For those without access to private toilets, lockdowns also made publicly available restrooms even scarcer than they normally are. This was particularly hard on the unhoused population, as well as those with intestinal and other disorders. In the slums of some of the world’s fast-growing cities, shared facilities—sometimes the only ones available—often remained open but made social distancing difficult.

It’s not only wastewater infrastructure that’s aging or at risk; the sanitation workforce is too. In the United States, the sector is facing a wave of retirements sometimes dubbed the “silver tsunami.” As the pandemic began, a few wastewater utilities, afraid of losing their critical, hard-to-replace older workers to illness or worse, locked down their facilities with the workers inside for weeklong shifts, so that the virus couldn’t enter. In India, sewer cleaners, who often come from a highly stigmatized caste, petitioned the government for simple personal protective equipment so that they could keep doing their critical jobs.

The solution to our poop problem isn’t only to rebuild conventional infrastructure, but also to adopt a variety of more recent innovations, as well as encourage new ones, that will make our toilets much better—healthier, more sustainable, and more equitable. For this to become a reality, state and local governments will need sufficient funding as well as new public policies that create incentives.

Fortunately, the Biden administration seems to be taking steps in the right direction. The president’s recent infrastructure bill calls for modernizing “aging water systems [that] threaten public health in thousands of communities nationwide.” (Exactly how much money will go to wastewater specifically isn’t yet clear.) An infusion of federal funding could open up many avenues to improvement: Where centralized infrastructure already exists, cities can use both established and new tools to mine sewage for heat, water, nutrients, chemicals, and precious metals, as well as for biogas and other forms of fuel far more than they already do; digital sensors suited for the harsh sewer environment can help overtaxed systems use pipes more intelligently and reduce spills; novel installations can pull used toilet paper out of sewage streams before it gets to treatment and recycle it into cellulose, a raw material with broad applications, or even valuable industrial chemicals. With the right tools, even fatbergs—congealed masses of trash that cause damaging and expensive sewer clogs—can become biofuel thanks to the oils, fats, and grease in them, though it would be better for people to stop flushing wipes and disposing of oils down drains altogether.

And there are more radical reinventions in the pipeline too. Small distributed systems that treat toilet waste and reuse water on site (in buildings or communities) are developing quickly. Container-based sanitation businesses are working to provide regular pick-up service. And “urine-diverting” toilets, which separate high-nutrient, low-pathogen urine from feces and water, act more like recycling bins than trash cans. These innovations can be more suitable to tough contexts, more resilient to extreme events, have smaller climate impacts, pollute less, and produce resources such as clean water, compost, fuel, and even insect protein. They could also create revenue streams and provide safe, well-paying jobs in sanitation—ones that bring in the kind of young, environmentally minded, and diverse workers the field needs.
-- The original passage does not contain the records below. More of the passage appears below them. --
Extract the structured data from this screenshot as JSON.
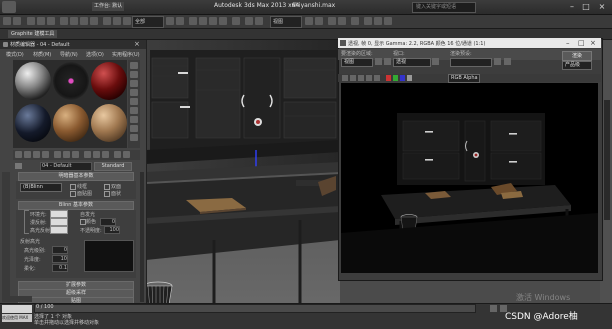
{
  "window": {
    "app_title": "Autodesk 3ds Max 2013 x64",
    "file_title": "shiyanshi.max",
    "workspace": "工作台: 默认",
    "search_placeholder": "键入关键字或短语"
  },
  "toolbar": {
    "selection_filter": "全部",
    "named_selection": "视图"
  },
  "ribbon": {
    "tab_label": "Graphite 建模工具"
  },
  "material_editor": {
    "title": "材质编辑器 - 04 - Default",
    "menu": [
      "模式(D)",
      "材质(M)",
      "导航(N)",
      "选项(O)",
      "实用程序(U)"
    ],
    "material_name": "04 - Default",
    "material_type": "Standard",
    "shader": {
      "header": "明暗器基本参数",
      "shader_type": "(B)Blinn",
      "options": [
        "线框",
        "双面",
        "面贴图",
        "面状"
      ]
    },
    "basic": {
      "header": "Blinn 基本参数",
      "self_illum_group": "自发光",
      "color_label": "颜色",
      "color_value": "0",
      "labels": [
        "环境光:",
        "漫反射:",
        "高光反射:"
      ],
      "opacity_label": "不透明度:",
      "opacity_value": "100"
    },
    "specular": {
      "header": "反射高光",
      "labels": [
        "高光级别:",
        "光泽度:",
        "柔化:"
      ],
      "values": [
        "0",
        "10",
        "0.1"
      ]
    },
    "rollouts": [
      "扩展参数",
      "超级采样",
      "贴图"
    ]
  },
  "render_frame": {
    "title": "透视, 帧 0, 显示 Gamma: 2.2, RGBA 颜色 16 位/通道 (1:1)",
    "area_label": "要渲染的区域:",
    "area_value": "视图",
    "viewport_label": "视口:",
    "viewport_value": "透视",
    "preset_label": "渲染预设:",
    "preset_value": "",
    "render_button": "渲染",
    "quality": "产品级",
    "channel": "RGB Alpha"
  },
  "status": {
    "selection": "选择了 1 个 对象",
    "prompt": "单击并拖动以选择并移动对象",
    "frame": "0 / 100",
    "maxscript": "欢迎使用 MAX",
    "activate": "激活 Windows",
    "watermark": "CSDN @Adore柚"
  },
  "colors": {
    "viewport_bg": "#4c4c4c",
    "panel_bg": "#444444",
    "render_bg": "#000000"
  }
}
Many of these concepts are in the pilot and demonstration phase; to make them a reality on a larger scale, they need more investment, government policies that support their efforts, and the buy-in of everyday people who are willing to overcome squeamishness to become early adopters of innovative toilet technologies.
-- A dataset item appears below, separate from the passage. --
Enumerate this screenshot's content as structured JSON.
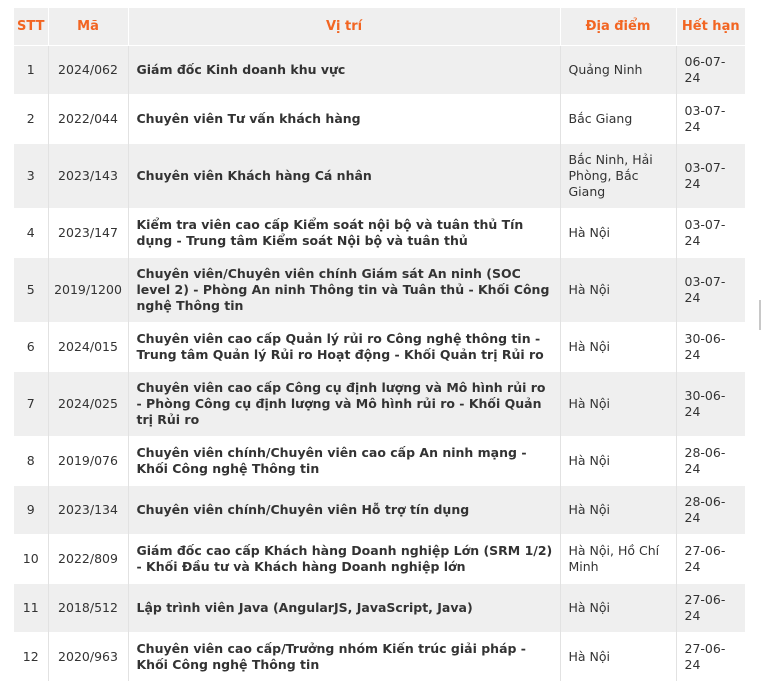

Other promising innovations have to do with those little bits of the coronavirus genetic material in poop. Toilets and sewers effectively take stool samples from us everyday. Scientists around the world have already been analyzing sewage, providing feedback to public health experts and policymakers about new outbreaks, trends, and the effects of rules and restrictions. They’ve even managed to catch and halt outbreaks early on in settings like college dorms. It’s not hard to imagine medical toilets of the future—like one that’s already on the market for senior living centers—warning us when we have been infected. These efforts could continue to pay off for years to come, even after the pandemic, in terms of monitoring not only for the coronavirus but other diseases and health threats.